我再与胡佛见面是1969年。那时大选已经结束,胡佛和尼克松的手下闹得很不愉快,米契尔下面有些人想要请他下台,可是胡佛并不傻,他知道的事情太多了,没有哪个敢碰他。
1973年,胡佛在家里于睡梦中去世,从那时起,联邦调查局再也不是从前的样子了。
另一位是胡佛总统。
外子去世不久,我接到胡佛总统自纽约打来的电话,要我去看他,后来我从他朋友口中得知,他因为重听,平常很少打电话给别人。我们约好12月我去看他,一天下午,我从华府飞到纽约,在他华尔道夫大酒店寓所共进下午茶。华尔道夫三十一楼,三十一A号是胡佛总统的办公室兼寓所。
当我抵达时,首先迎向我的是他的私人秘书米勒小姐,米勒小姐是个很诚恳的人,我们后来成为朋友。在客厅,我见到了胡佛总统,他第一句话就是对外子的去世表示悼念,说陈纳德是他的好朋友,但最令我感动的是他问我过得好不好,需不需要他帮忙,要不要帮我找份工作等等。我听了真有说不出的感激,彼时我虽然已在乔治城有一份工作,他还是说:“如果你需要任何帮助,一定要来找我。”
胡佛总统与中国渊源颇深,早在1899年,他就到中国,以工程师的身份在大陆前后待了3年,他告诉我他亲身经历过义和团运动,他们夫妇在中国这段期间非常愉快,并且爱上著名的青花瓷,日后拥有不少这方面的珍藏。他去世后这份珍宝转赠与加州斯坦福大学。
那次拜访后,我们时有住返,只要我去纽约,一定去看他,这种情形一直持续到1964年10月20日他逝世为止。
他的丧礼是在家乡爱荷华州西湾举行,应邀参加的只有至亲好友,他家人知道我们的交情,特电报邀我参加,不数年,当地的胡佛图书馆竣工,我再度应邀参加落成典礼。
1969年1月20日,美国第三十七任总统就职,身为就职委员会高级委员之一,我应邀参加在不同的饭店举行的7个盛大庆祝舞会。我的舞伴是威斯康辛州州长华伦·诺尔斯,诺尔斯州长与妻子离异将近一年,我们有时聚一聚,就谣言满天飞,我们只好尽量躲开记者的耳目,但那并非易事。

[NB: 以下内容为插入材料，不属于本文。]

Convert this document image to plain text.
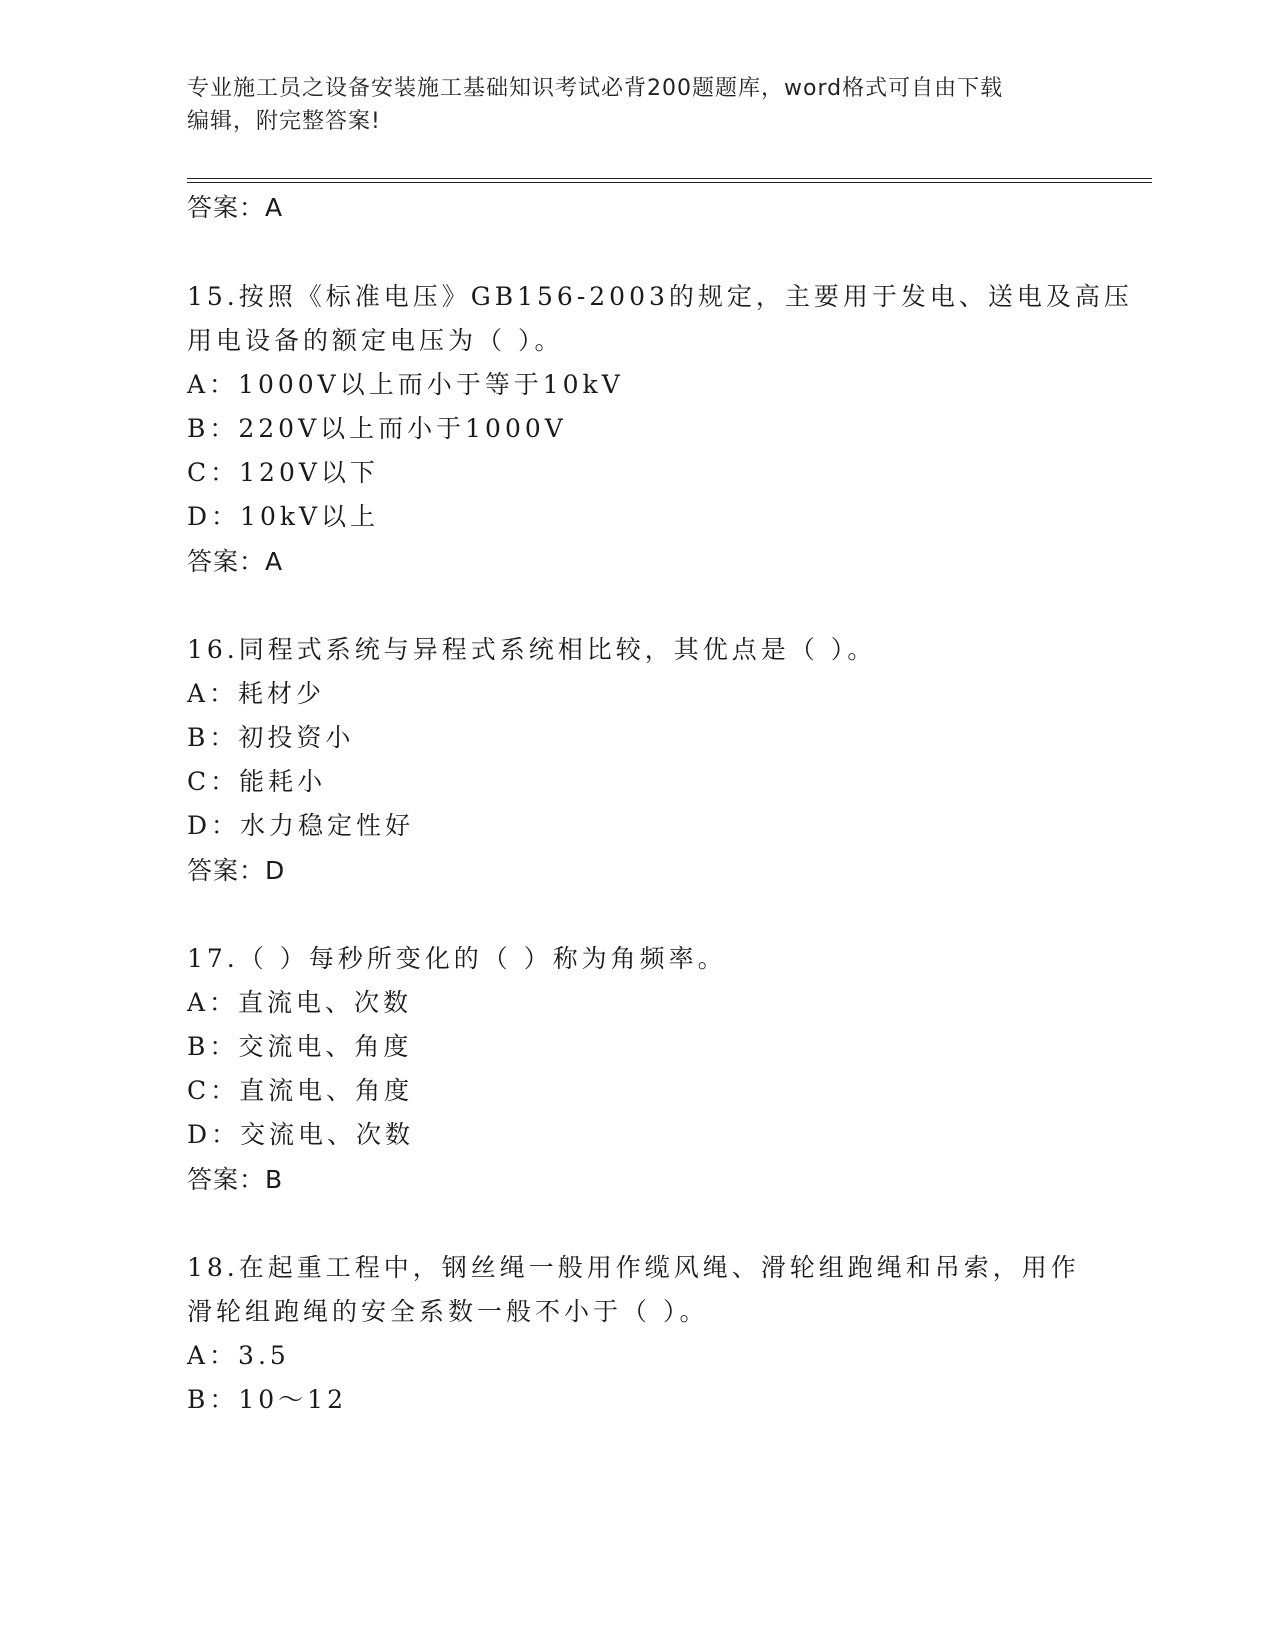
专业施工员之设备安装施工基础知识考试必背200题题库，word格式可自由下载
编辑，附完整答案!
答案：A
15.按照《标准电压》GB156-2003的规定，主要用于发电、送电及高压
用电设备的额定电压为（ ）。
A：1000V以上而小于等于10kV
B：220V以上而小于1000V
C：120V以下
D：10kV以上
答案：A
16.同程式系统与异程式系统相比较，其优点是（ ）。
A：耗材少
B：初投资小
C：能耗小
D：水力稳定性好
答案：D
17.（ ）每秒所变化的（ ）称为角频率。
A：直流电、次数
B：交流电、角度
C：直流电、角度
D：交流电、次数
答案：B
18.在起重工程中，钢丝绳一般用作缆风绳、滑轮组跑绳和吊索，用作
滑轮组跑绳的安全系数一般不小于（ ）。
A：3.5
B：10～12
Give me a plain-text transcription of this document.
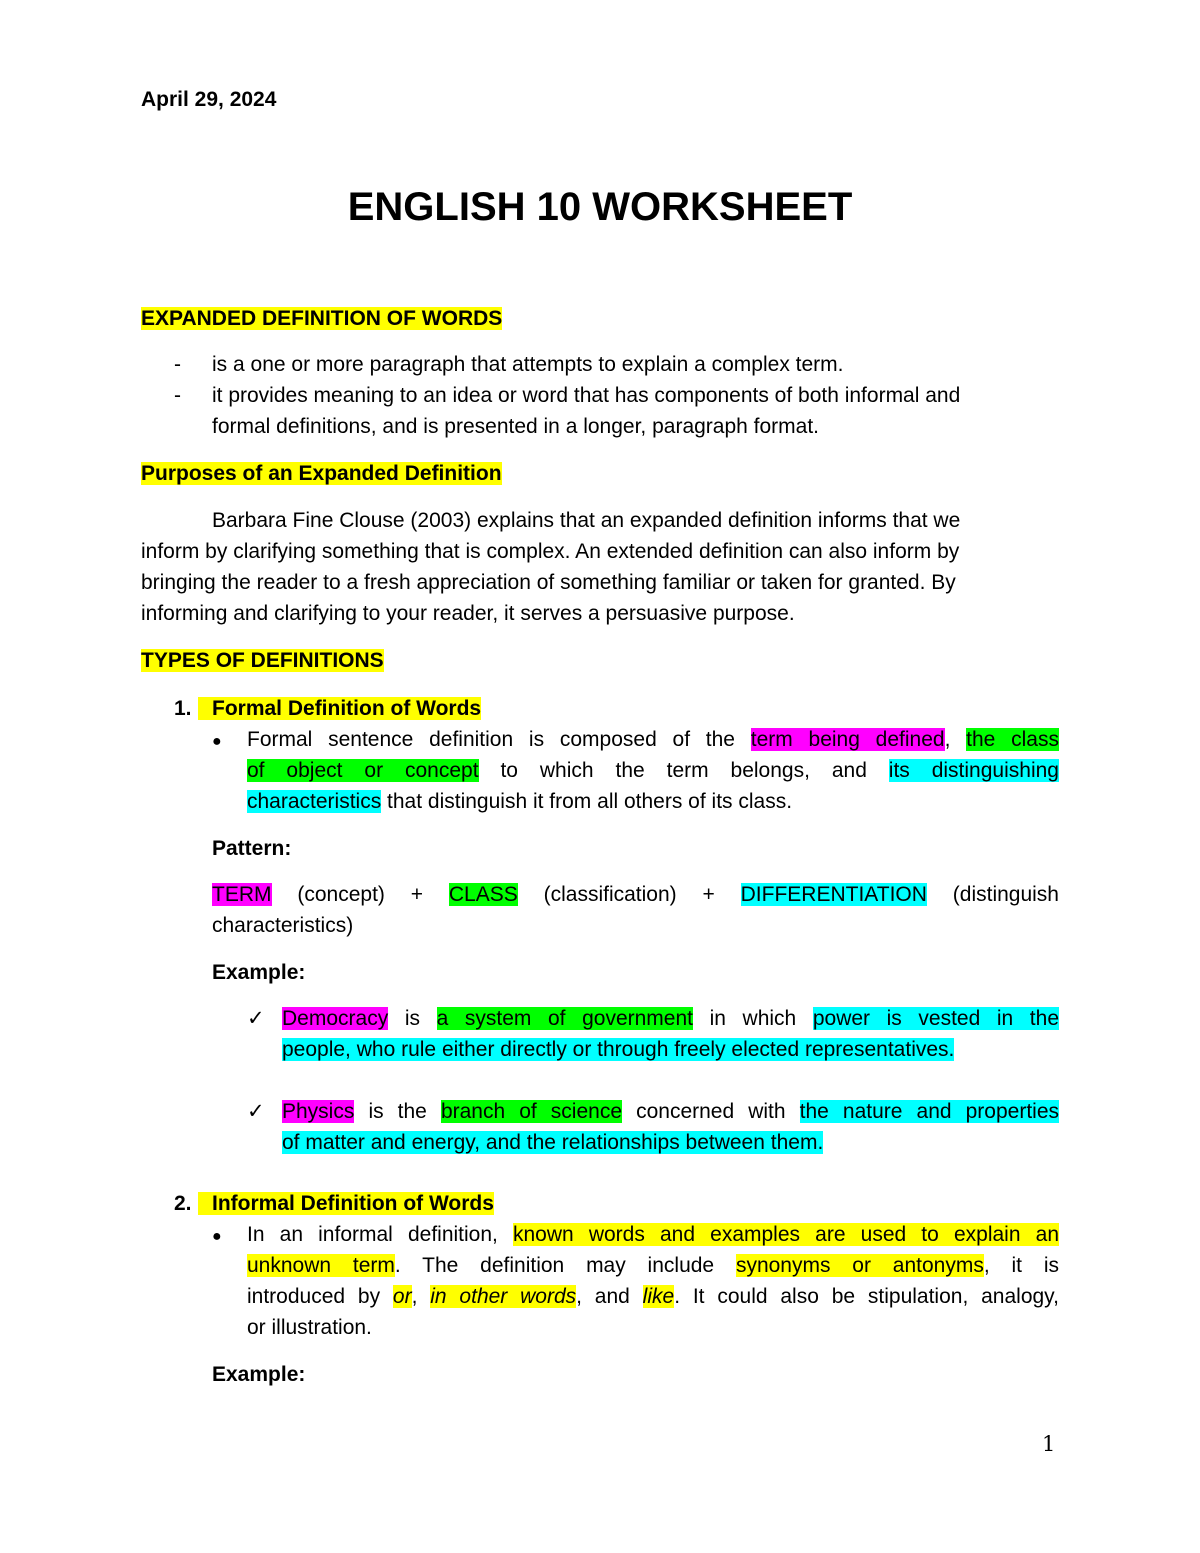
April 29, 2024
ENGLISH 10 WORKSHEET
EXPANDED DEFINITION OF WORDS
- is a one or more paragraph that attempts to explain a complex term.
- it provides meaning to an idea or word that has components of both informal and
formal definitions, and is presented in a longer, paragraph format.
Purposes of an Expanded Definition
Barbara Fine Clouse (2003) explains that an expanded definition informs that we
inform by clarifying something that is complex. An extended definition can also inform by
bringing the reader to a fresh appreciation of something familiar or taken for granted. By
informing and clarifying to your reader, it serves a persuasive purpose.
TYPES OF DEFINITIONS
1. Formal Definition of Words
● Formal sentence definition is composed of the term being defined, the class
of object or concept to which the term belongs, and its distinguishing
characteristics that distinguish it from all others of its class.
Pattern:
TERM (concept) + CLASS (classification) + DIFFERENTIATION (distinguish
characteristics)
Example:
✓ Democracy is a system of government in which power is vested in the
people, who rule either directly or through freely elected representatives.
✓ Physics is the branch of science concerned with the nature and properties
of matter and energy, and the relationships between them.
2. Informal Definition of Words
● In an informal definition, known words and examples are used to explain an
unknown term. The definition may include synonyms or antonyms, it is
introduced by or, in other words, and like. It could also be stipulation, analogy,
or illustration.
Example:
1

七个就职舞会分别在“五月花”、“喜来登公园”、“希尔顿”、“柯克兰艺术馆”、“史密生博物馆”、“史戴特勒酒店”和“美利坚酒店”七处举行。当尼克松总统一家前来向观众致谢时,米契尔和妻子玛莎分任男女主人,就站在舞池中央的台子上。米契尔看见我和诺尔斯州长,招呼我们上台,他对诺尔斯说:“我能否和安娜单独谈一会儿,有点私事。”然后他对我说:“尼克松总统对你非常之感激。”
就职典礼之后不久,伦敦《泰晤士报》出版了一本关于1968年大选的书,其中有一章描述共和党如何利用陈香梅,影响越南政府迟迟不参加巴黎和谈,因为这个缘故,共和党始克获胜,这不失为一个引人入胜的故事。事实上,共和党也曾加以否认,可是新闻界始终没有采用共和党的否认声明。
《芝加哥论坛报》罗伯特·麦考米克的遗孀玛莉莲是我的好朋友。丈夫死后,她移居华盛顿,起初在R街买了幢房子,经常宾客盈门,热闹非常,那是60年代初期。后来她买下麻萨诸塞大道2501号旧日本大使馆,我们相处甚欢,自1960——1972年她迁回芝加哥这段期间,常有往还。
玛莉莲很喜欢狗,她有一条名叫“小情人”的拳师狗,还有两三条非常讨人喜欢的北京狗。她女儿有年圣诞节送她一只长尾鹦鹉,她替它取了个“山姆”的名字。司机、厨子、女仆、秘书、狗、鸟,加在一起,玛莉莲家人口还真不少,她为人爽朗大方,很得人缘,参加她宴会的多半是华府权贵之士。
她心直口快。不论远近,人人都知道她和已故的麦考米克上校——大家都这样称他——是死硬派的共和党员。1952年,麦考米克上校支持塔夫脱竞选总统,因为他觉得艾森豪威尔太过倾向“自由派”。不过,玛莉莲对尼克松始终缺乏好感,1968年,她支持共和党,可是不赞成推选尼克松为共和党总统候选人,她常对我说:“你不能信任那家伙!”
麦考米克太太也是已故华府著名女主人柏儿·梅丝塔的好朋友,我第一次认识梅丝塔,就是在玛莉莲的晚宴上,梅丝塔很想知道一个年轻的中国女人打算在华府做什么。当我告诉她我在乔治城大学工作时,她说:“像你这般年轻貌美,若是有意再婚,就该到别的地方去闯,可是如果你想做点事,应该留下来。”我一直没有忘记她的忠告,后来几年,我用同样的活劝告过许多年轻朋友。
初到华府时,如果没有许多朋友的友谊和支持,我大概不会有今天,特别是空军里的朋友给我的帮助。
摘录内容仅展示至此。